The isolation of graphene, now over decade ago, has given rise to the revitalization of an old full set of materials, two-dimensional materials (2DM), which have exceptional electrical, chemical and physical properties. Some of the materials under investigation in addition to graphene are hexagonal boron nitride (h-BN), semiconducting, metallic, and superconducting, transition metal dichalcogenides (TMD) with a general chemical formula, MX2 where M is for example equal to Mo, W, Ta, Nb, Zr, Ti, and X = S, Se and Te, and others. While graphene is a material with many exceptional properties and h-BN is an excellent 2D insulator, TMD materials provide what neither graphene nor h-BN can, bandgap engineering that, in principle, can be used to create new devices that cannot be fabricated with h-BN and graphene alone. There is hope to that 2DM can be integrated to fabricate numerous device types for many applications ranging from inkjet-printed circuits, photonic applications, flexible electronics, and high performance electronics. However, in order to fully realize the benefits of these materials, the community will have to work together to define the device structures, device integration schemes, and materials growth processes and requirements. 

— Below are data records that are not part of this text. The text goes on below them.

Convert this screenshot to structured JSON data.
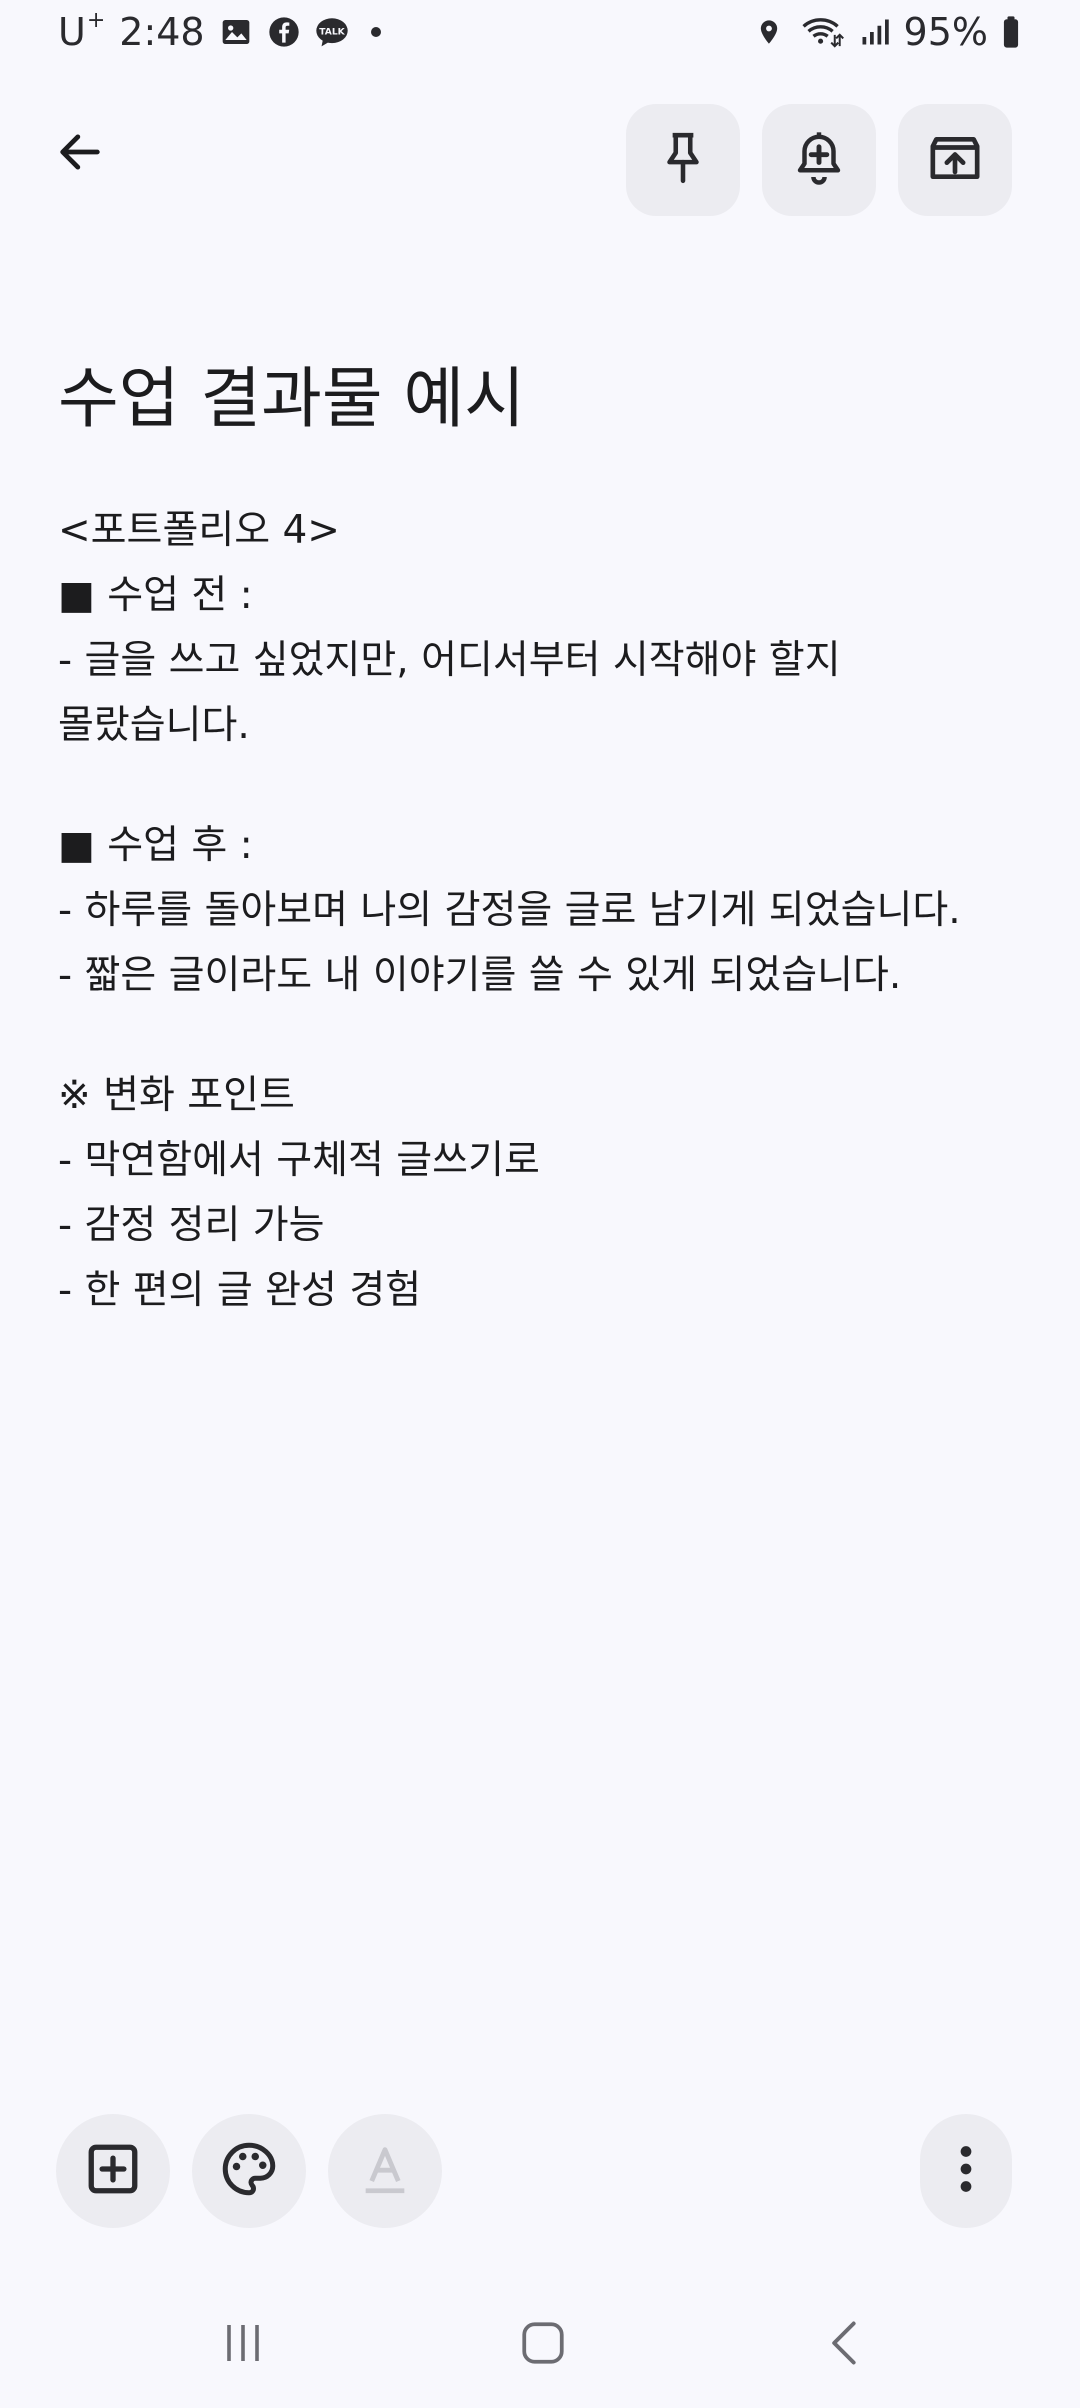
{
  "status_bar": {
    "carrier": "U",
    "carrier_sup": "+",
    "time": "2:48",
    "battery": "95%",
    "notification_icons": [
      "gallery-icon",
      "facebook-icon",
      "kakaotalk-icon"
    ],
    "system_icons": [
      "location-icon",
      "wifi-icon",
      "signal-icon",
      "battery-icon"
    ]
  },
  "toolbar": {
    "back": "back-arrow-icon",
    "actions": [
      "pin-icon",
      "reminder-icon",
      "archive-icon"
    ]
  },
  "note": {
    "title": "수업 결과물 예시",
    "lines": [
      "<포트폴리오 4>",
      "■ 수업 전 :",
      "- 글을 쓰고 싶었지만, 어디서부터 시작해야 할지",
      "몰랐습니다.",
      "",
      "■ 수업 후 :",
      "- 하루를 돌아보며 나의 감정을 글로 남기게 되었습니다.",
      "- 짧은 글이라도 내 이야기를 쓸 수 있게 되었습니다.",
      "",
      "※ 변화 포인트",
      "- 막연함에서 구체적 글쓰기로",
      "- 감정 정리 가능",
      "- 한 편의 글 완성 경험"
    ]
  },
  "bottom_toolbar": {
    "buttons": [
      "add-box-icon",
      "palette-icon",
      "text-format-icon",
      "more-vert-icon"
    ],
    "text_format_enabled": false
  },
  "nav_bar": {
    "buttons": [
      "recent-apps-icon",
      "home-icon",
      "back-icon"
    ]
  },
  "colors": {
    "background": "#f8f8fd",
    "button_bg": "#ececf1",
    "text": "#1c1c1e",
    "disabled": "#c9c9cf"
  }
}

A number of deposition techniques have been used to prepare large area graphene, such as growth on SiC through the evaporation of Si at high temperatures, precipitation of carbon from metals, and chemical vapor deposition on Cu. Direct growth of good quality graphene on dielectrics/semiconductors other than SiC with reasonable properties has only been reported recently on Ge. The preparation of large area h-BN is also in great demand and processes are being developed to achieve this on both metals and dielectrics. Transition metal dichalcogenides present altogether different opportunities and difficulties in the preparation of low defect density large area single crystals.  Vapor transport, chemical vapor deposition (CVD), and molecular beam epitaxy (MBE) are being developed to produce these materials for initial studies of materials physics device fabrication. In addition, there is some effort in performing simulations to guide growth for both CVD and MBE growers.  Therefore, there is an opportunity here to have the crystal growers and the modeling community to collaborate with each other to develop high quality materials and processes.

A number of devices structures are currently under evaluation to take advantage of the basic properties of graphene, bi-layer graphene, h-BN and TMDs. Some of the devices are based on tunneling phenomena while others are based on excitonic phenomena. In this presentation I will present the state of the art results of graphene, h-BN, and a few TMD materials and their prospects for future electronic device applications.